If it's not slam, it's roast.
I think journalists like these words because they're not provably false and therefore can't get sued for misrepresenting what someone said
And if, heaven forbid, it's not either of those, it is now apparently acceptable to refer to it as a "clap back." In the newspaper of all places.
Do they get sued? Because there is a lot of misinformation out there, and I don’t mean in the far right “fake news” sense.
It'd probably be slander to say "X said this" when they didn't say it.
"X expresses disgust about Y" could be slanderous if it's not disgust, but "a respectful disagreement", etc.
But "X slams Y"? "Slam" doesn't mean anything. So nobody can confirm or deny that any "slamming" happened.
Get everyone who reads articles to stop clicking on any headline that includes the word. Then they'd pay attention.

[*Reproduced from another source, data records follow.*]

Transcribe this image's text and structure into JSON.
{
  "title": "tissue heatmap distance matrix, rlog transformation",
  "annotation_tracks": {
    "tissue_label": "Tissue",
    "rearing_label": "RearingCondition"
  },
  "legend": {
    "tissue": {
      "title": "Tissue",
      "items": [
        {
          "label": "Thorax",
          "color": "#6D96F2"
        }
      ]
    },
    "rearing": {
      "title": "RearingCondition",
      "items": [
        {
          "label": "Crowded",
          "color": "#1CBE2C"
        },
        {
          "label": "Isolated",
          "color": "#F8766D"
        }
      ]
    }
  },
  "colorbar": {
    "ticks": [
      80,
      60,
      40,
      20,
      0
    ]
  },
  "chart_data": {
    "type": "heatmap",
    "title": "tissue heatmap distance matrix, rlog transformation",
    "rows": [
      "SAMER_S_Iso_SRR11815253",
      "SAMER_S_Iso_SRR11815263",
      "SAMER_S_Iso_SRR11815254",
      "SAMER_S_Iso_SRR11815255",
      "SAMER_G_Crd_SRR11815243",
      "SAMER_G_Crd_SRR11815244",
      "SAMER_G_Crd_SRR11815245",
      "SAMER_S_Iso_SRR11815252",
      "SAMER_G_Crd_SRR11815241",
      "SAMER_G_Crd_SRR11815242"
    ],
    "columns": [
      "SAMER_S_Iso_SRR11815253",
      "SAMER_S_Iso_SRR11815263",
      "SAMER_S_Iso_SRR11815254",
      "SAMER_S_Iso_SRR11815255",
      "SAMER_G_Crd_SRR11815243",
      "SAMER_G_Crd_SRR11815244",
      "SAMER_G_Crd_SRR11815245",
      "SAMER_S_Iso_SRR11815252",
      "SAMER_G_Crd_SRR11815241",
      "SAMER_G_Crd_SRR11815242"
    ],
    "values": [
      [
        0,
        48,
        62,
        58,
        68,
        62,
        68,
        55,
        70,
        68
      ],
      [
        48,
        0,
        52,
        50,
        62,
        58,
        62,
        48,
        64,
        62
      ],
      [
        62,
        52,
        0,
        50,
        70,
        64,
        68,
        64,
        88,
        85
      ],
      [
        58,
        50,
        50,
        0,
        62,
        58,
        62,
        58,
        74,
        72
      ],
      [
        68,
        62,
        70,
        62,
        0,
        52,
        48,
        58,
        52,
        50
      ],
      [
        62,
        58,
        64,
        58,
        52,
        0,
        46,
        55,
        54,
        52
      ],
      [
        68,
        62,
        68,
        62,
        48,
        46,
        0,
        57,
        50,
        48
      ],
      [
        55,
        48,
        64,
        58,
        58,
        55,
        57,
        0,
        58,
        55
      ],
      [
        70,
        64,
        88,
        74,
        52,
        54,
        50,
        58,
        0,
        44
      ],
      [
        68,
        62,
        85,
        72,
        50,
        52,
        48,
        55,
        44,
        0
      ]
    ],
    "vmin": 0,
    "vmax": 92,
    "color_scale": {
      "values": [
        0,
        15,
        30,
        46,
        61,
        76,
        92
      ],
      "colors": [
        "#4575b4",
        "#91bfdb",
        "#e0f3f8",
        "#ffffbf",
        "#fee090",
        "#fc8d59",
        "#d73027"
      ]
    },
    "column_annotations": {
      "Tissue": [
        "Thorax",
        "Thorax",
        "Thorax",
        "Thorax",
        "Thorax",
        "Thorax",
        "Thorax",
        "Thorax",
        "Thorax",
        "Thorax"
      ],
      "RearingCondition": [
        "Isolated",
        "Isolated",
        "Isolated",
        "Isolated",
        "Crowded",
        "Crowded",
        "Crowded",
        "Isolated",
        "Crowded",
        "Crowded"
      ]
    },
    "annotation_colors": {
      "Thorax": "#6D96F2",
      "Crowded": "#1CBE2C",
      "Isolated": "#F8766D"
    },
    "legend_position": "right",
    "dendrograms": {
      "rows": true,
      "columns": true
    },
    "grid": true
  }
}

In other words, only a significant drop in clicks would drive any change.
Stand outside the editors window blasting the OST to space jam (the first one of course) everytime they publish such an article.
So, put them on blast?
Everybody get up, it’s time to slam now!
Stop giving them clicks.
"Audiences slam news outlets for hyperbolic headlines!"
Slam them!
It's just the current buzzword.
Hundreds if not thousands went before it and many more will follow.
Think of it as an in-built historic timestamp.
It has been a couple years tho
It's like an old 100 yo trend of writing headlines except it has gotten much more "slam"-filled. Crash blossoms / headlinese has evolved over time.
Slam! da duh duh, da duh duh, let the boys be boys.
If we could just let the boys be boys maybe this whole SLAM thing would just go away
Don't worry, soon they'll catch on to "cooked".
This donut is SLAAAAAAAAAAAAAMIN!!!!!!
their*
I personally want to stuff every journalist into the nearest paper shredder that continues to use the stupid word, "unprecedented". Ha ha, the pun is dead, stop beating it so damn hard. :eyeroll:
Is that overused? I can’t think of a time I’ve read that and disagreed, and I haven’t seen it used often (especially in headlines).